Visualising the results obtained:

Visualisation of the trajectory of a spacecraft moving around the Earth:

plotlyjs() # Подключение бэкенда - метода отображения графики

# Визуализация траектории спутника
plot(x, y, z, zcolor=z, legend=false, labels="v0 = 7660 м/с", linewidth=5,
    color=:red, title="Траектории движения спутника<br>при разной начальной скорости",
    titlefont=font(11)) # Начальная скорость КА 7660 м/с
plot!(x1, y1, z1, zcolor=z, legend=false, labels="v0 = 8660 м/с", linewidth=5,
    color=:green) # Начальная скорость КА 8660 м/с
plot!(x2, y2, z2, zcolor=z, legend=false, labels="v0 = 9660 м/с", linewidth=5,
    color=:purple) # Начальная скорость КА 9660 м/с

# Визуализация поверхности Земли
surface!(x_earth, y_earth, z_earth, color=:blue, labels="Земля", alpha=0.9)

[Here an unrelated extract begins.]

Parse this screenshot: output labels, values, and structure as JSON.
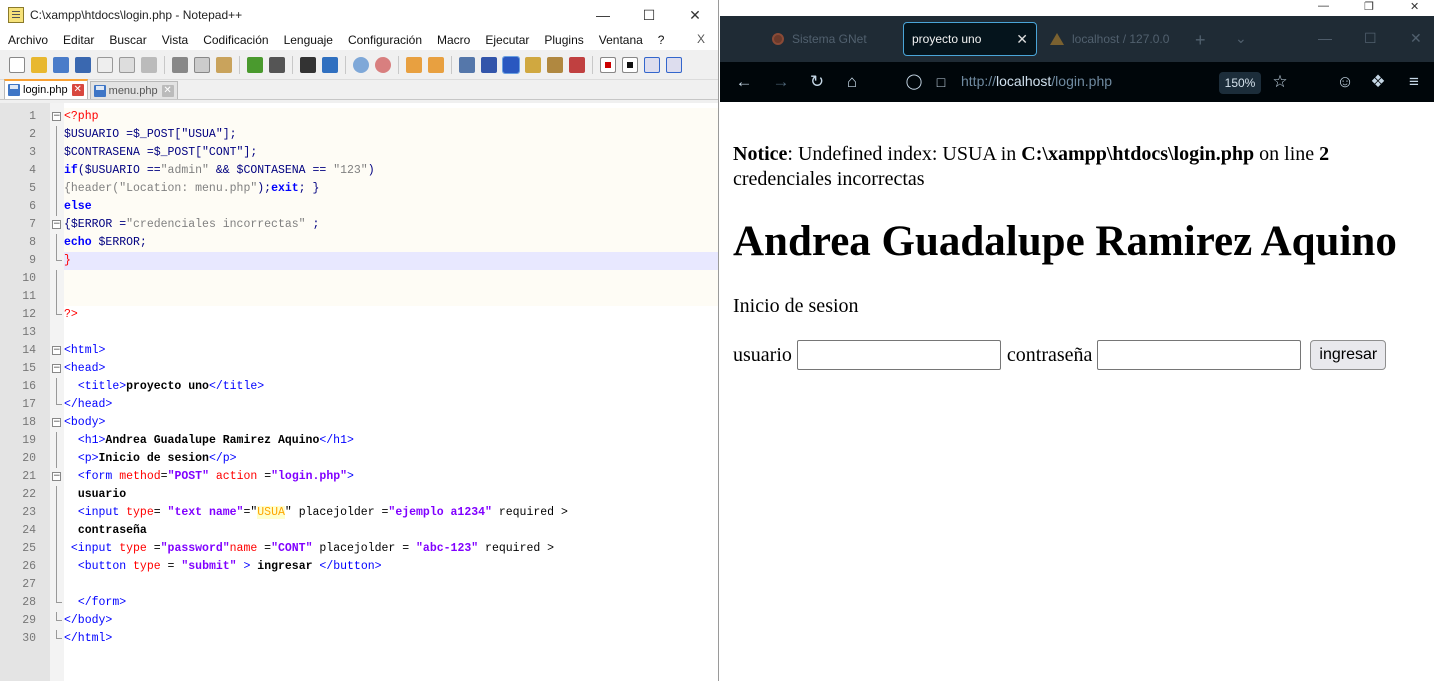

Visualisation of the results of velocity calculations:

plot(times/60, absolute_velocity/1000, linewidth=3, color=:red, labels="v0 = 7660 м/с",
    xlabel="Время, мин", ylabel="Скорость, км/с", title="Изменение скорости спутника во времени")
plot!(times/60, absolute_velocity1/1000, linewidth=3, color=:green, labels="v0 = 8660 м/с")
plot!(times/60, absolute_velocity2/1000, linewidth=3, color=:purple, labels="v0 = 9660 м/с",
    legend=:bottomleft )

Visualisation of flight altitude calculation results:

plot(times/60, absolute_altitude/1000000, linewidth=3, color=:red, labels="v0 = 7660 м/с",
    xlabel="Время, мин", ylabel="Высота, тыс. км", title="Изменение высоты полёта во времени")
plot!(times/60, absolute_altitude1/1000000, linewidth=3, color=:green, labels="v0 = 8660 м/с")
plot!(times/60, absolute_altitude2/1000000, linewidth=3, color=:purple, labels="v0 = 9660 м/с",
    legend=:left )

Conclusion:

In this example a simplified calculation of parameters of spacecraft motion around the Earth at different initial flight speeds was considered, an example of using a three-dimensional plot of the Plots library to visualise the results of the calculation was demonstrated. Trajectories were obtained on the graph, and velocities and distances from the Earth's surface were derived.